Rocking the Case Study

Allison McGuire's avatar

Marketing Associate, Network for Good

Filed under:   Marketing essentials •

I’m a huge fan of case studies. They’re an incredible tool to showcase your nonprofit’s work, demonstrate social proof, and gain more supporters. Jay Baer’s Youtility explains the power of case studies in greater detail, but here are a few ways you can use this approach to support your fundraising and marketing efforts:

1) Get testimonials. Tell the story of why people support your organization. Ask questions such as:

Why are you passionate about this issue?
When did you start learning about this issue?
Why do you choose to support our organization?

By gathering this information, you’ll not only have endorsements for your cause, but you can also use responses to inform your marketing and donor recruitment strategies.

2) Document how you spent money. Did you dedicate a large portion of funds to operational expenses? Why? What impact did it have? Once you explain that to donors, they’ll better understand how you fulfill your mission, and why it’s important to have operational expenses. Every penny of your budget doesn’t have to go to on-the-ground work, but you do have to demonstrate how operations are vital to ensuring the services you provide are making a positive change.

3) Survey those you help.
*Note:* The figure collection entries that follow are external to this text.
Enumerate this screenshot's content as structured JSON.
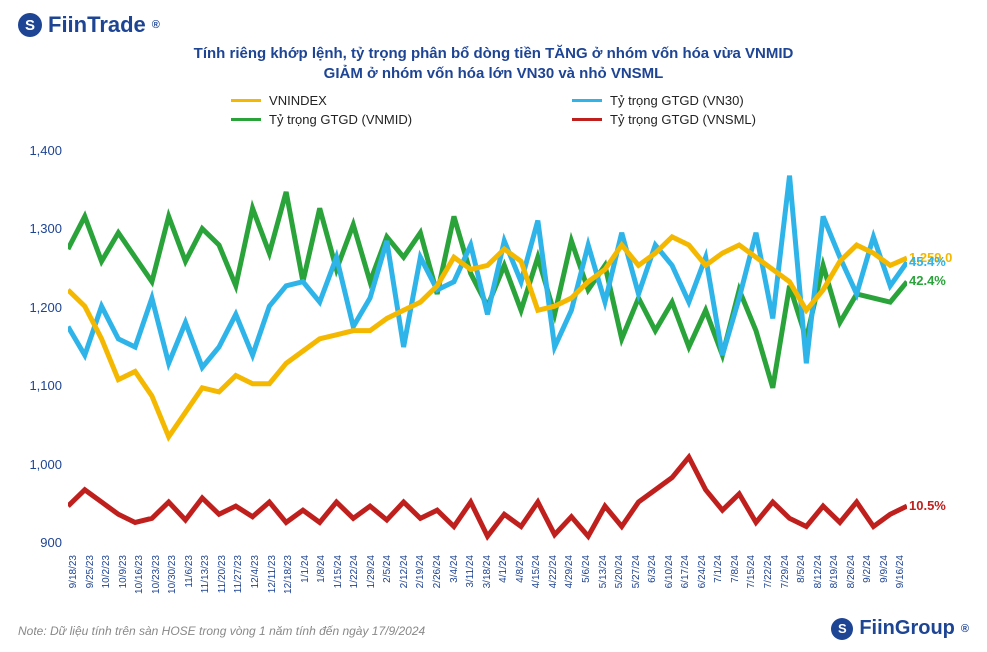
{
  "brand_top": "FiinTrade",
  "brand_bottom": "FiinGroup",
  "brand_reg": "®",
  "title_line1": "Tính riêng khớp lệnh, tỷ trọng phân bổ dòng tiền TĂNG ở nhóm vốn hóa vừa VNMID",
  "title_line2": "GIẢM ở nhóm vốn hóa lớn VN30 và nhỏ VNSML",
  "legend": {
    "vnindex": "VNINDEX",
    "vn30": "Tỷ trọng GTGD (VN30)",
    "vnmid": "Tỷ trọng GTGD (VNMID)",
    "vnsml": "Tỷ trọng GTGD (VNSML)"
  },
  "note": "Note: Dữ liệu tính trên sàn HOSE trong vòng 1 năm tính đến ngày 17/9/2024",
  "chart": {
    "type": "line",
    "background_color": "#ffffff",
    "line_width": 1.6,
    "ylim": [
      900,
      1400
    ],
    "ytick_step": 100,
    "yticks": [
      "1,400",
      "1,300",
      "1,200",
      "1,100",
      "1,000",
      "900"
    ],
    "axis_color": "#1e4494",
    "label_fontsize": 13,
    "xlabels": [
      "9/18/23",
      "9/25/23",
      "10/2/23",
      "10/9/23",
      "10/16/23",
      "10/23/23",
      "10/30/23",
      "11/6/23",
      "11/13/23",
      "11/20/23",
      "11/27/23",
      "12/4/23",
      "12/11/23",
      "12/18/23",
      "1/1/24",
      "1/8/24",
      "1/15/24",
      "1/22/24",
      "1/29/24",
      "2/5/24",
      "2/12/24",
      "2/19/24",
      "2/26/24",
      "3/4/24",
      "3/11/24",
      "3/18/24",
      "4/1/24",
      "4/8/24",
      "4/15/24",
      "4/22/24",
      "4/29/24",
      "5/6/24",
      "5/13/24",
      "5/20/24",
      "5/27/24",
      "6/3/24",
      "6/10/24",
      "6/17/24",
      "6/24/24",
      "7/1/24",
      "7/8/24",
      "7/15/24",
      "7/22/24",
      "7/29/24",
      "8/5/24",
      "8/12/24",
      "8/19/24",
      "8/26/24",
      "9/2/24",
      "9/9/24",
      "9/16/24"
    ],
    "series": {
      "vnindex": {
        "color": "#f5b800",
        "end_label": "1,259.0",
        "data": [
          1220,
          1200,
          1160,
          1110,
          1120,
          1090,
          1040,
          1070,
          1100,
          1095,
          1115,
          1105,
          1105,
          1130,
          1145,
          1160,
          1165,
          1170,
          1170,
          1185,
          1195,
          1205,
          1225,
          1260,
          1245,
          1250,
          1270,
          1255,
          1195,
          1200,
          1210,
          1230,
          1245,
          1275,
          1250,
          1265,
          1285,
          1275,
          1250,
          1265,
          1275,
          1260,
          1245,
          1230,
          1195,
          1220,
          1255,
          1275,
          1265,
          1250,
          1259
        ]
      },
      "vn30": {
        "color": "#2fb4e9",
        "end_label": "45.4%",
        "data": [
          1175,
          1140,
          1200,
          1160,
          1150,
          1210,
          1130,
          1180,
          1125,
          1150,
          1190,
          1140,
          1200,
          1225,
          1230,
          1205,
          1260,
          1175,
          1210,
          1280,
          1150,
          1260,
          1220,
          1230,
          1275,
          1190,
          1280,
          1230,
          1305,
          1150,
          1195,
          1275,
          1205,
          1290,
          1215,
          1275,
          1250,
          1205,
          1260,
          1140,
          1210,
          1290,
          1185,
          1360,
          1130,
          1310,
          1260,
          1215,
          1285,
          1225,
          1254
        ]
      },
      "vnmid": {
        "color": "#2aa43a",
        "end_label": "42.4%",
        "data": [
          1270,
          1310,
          1255,
          1290,
          1260,
          1230,
          1310,
          1255,
          1295,
          1275,
          1225,
          1320,
          1265,
          1340,
          1230,
          1320,
          1245,
          1300,
          1230,
          1285,
          1260,
          1290,
          1215,
          1310,
          1240,
          1200,
          1250,
          1195,
          1260,
          1190,
          1280,
          1220,
          1250,
          1160,
          1210,
          1170,
          1205,
          1150,
          1195,
          1140,
          1220,
          1170,
          1100,
          1225,
          1160,
          1250,
          1180,
          1215,
          1210,
          1205,
          1230
        ]
      },
      "vnsml": {
        "color": "#c0201d",
        "end_label": "10.5%",
        "data": [
          955,
          975,
          960,
          945,
          935,
          940,
          960,
          938,
          965,
          945,
          955,
          942,
          960,
          935,
          950,
          935,
          960,
          940,
          955,
          938,
          960,
          940,
          950,
          930,
          960,
          918,
          945,
          930,
          960,
          920,
          942,
          918,
          955,
          930,
          960,
          975,
          990,
          1015,
          975,
          950,
          970,
          935,
          960,
          940,
          930,
          955,
          935,
          960,
          930,
          945,
          955
        ]
      }
    }
  }
}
Ask your constituency how they’ve found your services. Do they see your nonprofit as a vital member of their community? Would they be able to get where they are without you?

If those answers affirm your work, ask respondents if you can use a quote in your case study. Most will be happy to help.  In some cases, if you provide them with links and social media messages, they’ll share the study with their network, too. If the answers bring up questions or poke holes in your work, pay attention to that. That’s a great opportunity to take feedback and turn it into something positive.

Have you created a case study before? What were the results? How did you share it with supporters?


  • Comment: (5)   


Case studies can also be used internally, especially in larger organizations where staff are spread across the nation or globe. For example, if staff in one city created a new strategy to recruit a particular segment, then a case study could be written and shared. I’ve created a few. I try to keep them short (3.5 pages is my longest) as staff are usually time-challenged.

Posted by Glenn  on  09/12  at  10:27 AM

case study is all BOUT The interested queries about any issue.

Posted by gaurav tiwari  on  09/12  at  10:50 AM

Absolutely agree. There is no better way to demonstrate your capabilities and professionalism than to illustrate it with a case study. Some companies can be precious about sharing their work history via case studies and nervous that competitors will access them for their own reference. However, this is a rare occurrence and the marketing benefits of case studies out weigh these concerns.

Posted by Sydney Fleming-Gale  on  09/16  at  08:44 AM

I’ve created a case Study recently following your guideline to get more donors for my friend’s association in Jakarta and it really helped. Thanks a lot for this article.

Posted by Antoine  on  09/19  at  03:37 AM

Glenn, Guarav, Sydney, and Antoine,

Thanks so much for your feedback! Please feel free to share links to your case studies too. We can all learn from your experience.